Programming with Processing – CFMS course

I convene a Production Programme in Interactive Media at the Centre for Film and Media Studies at the University of Cape Town. The second semester of the course centres around an Introduction to Programming unit. This is definitely the most difficult part of the programme for the students, as it is where the course shifts from a design course to one which emphasizes the need for students to grapple more seriously with the development, systems and coding of online media.

When I started teaching this course, I taught ActionScript. This was easy for students in certain ways, but I never felt it really produced the kind of technical learning that I aimed to facilitate. Apart from the cost of the software, the fact that Flash was a closed proprietary system did not assist the students with learning from other programmers’ code. The visual interface also meant many code-shy students were able to avoid really engaging with scripting, and the distributed code could be extremely confusing. Finally, the programme is built for industry workflows, and thus also assumes that the user is a skilled scripter who is familiar with concepts such as object orientation. Last year, with the assistance of Lyndon Daniels, who put together some open content learning materials I ditched Flash and shifted the curriculum to the Processing language.

Robot mini game by Paige Aupiais
Robot mini game by Paige Aupiais

This alien game by Paige Aupiais is an example of the kind of mini game which students are able to develop after four weeks (16 hours) of classes in Processing. While it is not a playable game just yet, it does show how Processing makes it possible to master basic concepts such as variables and operators, functions, controlling program flow with loops and conditional statements, and even objects and classes  (You’ll need to have Java installed on your machine if you want to try out Paige’s game.)

So where did this wonderful little language and ecosystem originate?  Processing is a language that was developed by Ben Fry and Casy Reas, initially as part of an award-winning project intended to introduce programming to visually trained artists and designers.

Processing works as a kind of wrapper for the Java language  which simplifies students’ first experience of programming and also makes it (relatively) easy to program visual output. This makes it an excellent introduction to programming for artists and designers since it immediately gives complete novices the ability to generate graphical effects and interactions. (In Processing, Hello World is a one-line sketch which draws a shape such as a line, ellipse, or rectangle.) Unlike other beginner environments though, when the training wheels are ready to come off, students have access to the massive resource of libraries developed for the Java language, such as for example the OpenGL libraries, and to the physical computing possible with the Arduino micro-processor.

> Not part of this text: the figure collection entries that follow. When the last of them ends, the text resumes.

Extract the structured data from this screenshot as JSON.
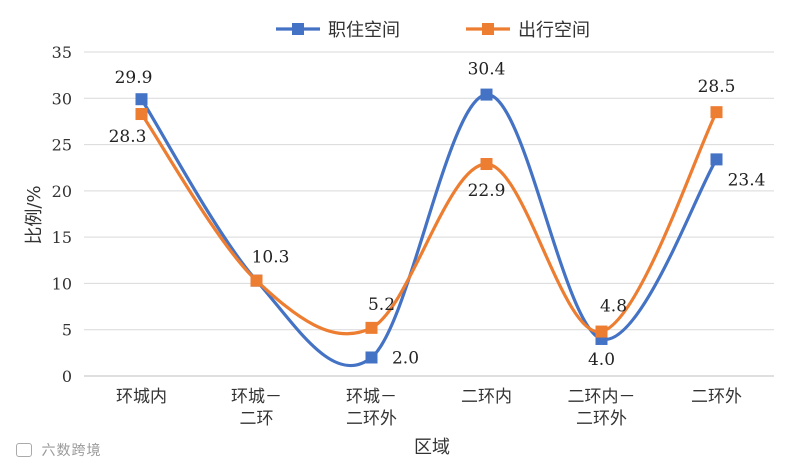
{
  "chart_data": {
    "type": "line",
    "categories": [
      [
        "环城内"
      ],
      [
        "环城－",
        "二环"
      ],
      [
        "环城－",
        "二环外"
      ],
      [
        "二环内"
      ],
      [
        "二环内－",
        "二环外"
      ],
      [
        "二环外"
      ]
    ],
    "series": [
      {
        "name": "职住空间",
        "values": [
          29.9,
          10.3,
          2.0,
          30.4,
          4.0,
          23.4
        ],
        "color": "#4472C4",
        "labels": [
          "29.9",
          "",
          "2.0",
          "30.4",
          "4.0",
          "23.4"
        ]
      },
      {
        "name": "出行空间",
        "values": [
          28.3,
          10.3,
          5.2,
          22.9,
          4.8,
          28.5
        ],
        "color": "#ED7D31",
        "labels": [
          "28.3",
          "10.3",
          "5.2",
          "22.9",
          "4.8",
          "28.5"
        ]
      }
    ],
    "xlabel": "区域",
    "ylabel": "比例/%",
    "ylim": [
      0,
      35
    ],
    "yticks": [
      0,
      5,
      10,
      15,
      20,
      25,
      30,
      35
    ],
    "grid": true,
    "legend_position": "top",
    "smooth": true
  },
  "watermark": "六数跨境"
}
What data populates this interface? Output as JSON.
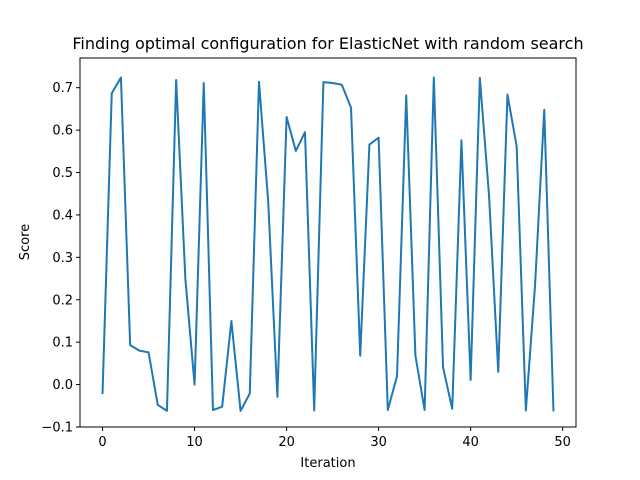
{
  "chart_data": {
    "type": "line",
    "title": "Finding optimal configuration for ElasticNet with random search",
    "xlabel": "Iteration",
    "ylabel": "Score",
    "xlim": [
      -2.45,
      51.45
    ],
    "ylim": [
      -0.1,
      0.77
    ],
    "xticks": [
      0,
      10,
      20,
      30,
      40,
      50
    ],
    "xtick_labels": [
      "0",
      "10",
      "20",
      "30",
      "40",
      "50"
    ],
    "yticks": [
      -0.1,
      0.0,
      0.1,
      0.2,
      0.3,
      0.4,
      0.5,
      0.6,
      0.7
    ],
    "ytick_labels": [
      "−0.1",
      "0.0",
      "0.1",
      "0.2",
      "0.3",
      "0.4",
      "0.5",
      "0.6",
      "0.7"
    ],
    "grid": false,
    "line_color": "#1f77b4",
    "series": [
      {
        "x": [
          0,
          1,
          2,
          3,
          4,
          5,
          6,
          7,
          8,
          9,
          10,
          11,
          12,
          13,
          14,
          15,
          16,
          17,
          18,
          19,
          20,
          21,
          22,
          23,
          24,
          25,
          26,
          27,
          28,
          29,
          30,
          31,
          32,
          33,
          34,
          35,
          36,
          37,
          38,
          39,
          40,
          41,
          42,
          43,
          44,
          45,
          46,
          47,
          48,
          49
        ],
        "values": [
          -0.02,
          0.687,
          0.724,
          0.093,
          0.08,
          0.076,
          -0.048,
          -0.062,
          0.718,
          0.249,
          0.0,
          0.711,
          -0.06,
          -0.052,
          0.15,
          -0.062,
          -0.021,
          0.714,
          0.432,
          -0.029,
          0.631,
          0.551,
          0.595,
          -0.061,
          0.713,
          0.711,
          0.707,
          0.653,
          0.068,
          0.566,
          0.582,
          -0.06,
          0.02,
          0.682,
          0.068,
          -0.06,
          0.724,
          0.041,
          -0.057,
          0.576,
          0.011,
          0.723,
          0.446,
          0.03,
          0.684,
          0.562,
          -0.061,
          0.234,
          0.648,
          -0.061
        ]
      }
    ]
  }
}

Another key advantage is the active and helpful community centred around the site, the detailed reference materials, demos, and downloads. This community is particularly helpful to beginner programmers because many other users are novices who are likely to be asking beginner questions.

Basic programming concepts do not change very much between languages and so the course provides a foundation of ‘procedural literacy’ for keen students who want to launch into an exploration of other languages or of scripting in object-oriented languages.

The Return of Pacman by Robin Combrink
The Return of Pacman by Robin Combrink

That said, Processing has several disadvantages in comparison to Adobe’s Flash, another environment where non-technical beginners often first dip their toes in the water as scripters. The absence of a visual interface or timeline for Processing means it is more suitable for producing procedural images than for conventional drawing or animation workflows. Another is the disappointments and difficulties associated with publishing Processing sketches. The need for a Java plugin (less common than the Flash player), the slow loading times and relatively processor-intensive Java applets are all additional hurdles for beginners and their users.

Here the Processing.js project (a sister project to is a response to the widespread support for Javascript by most browsers. Processing.js conforms to web standards, and is immediately viewable in modern browsers without the need to install any plugins. The example above is a mini game created by my son Robin (twelve). He has recently taken an interest in programming (mostly by looking over my shoulder as I prepare for class) and wrote this little game. I published it for him as a Processing.js sketch, using the HTML5 canvas element.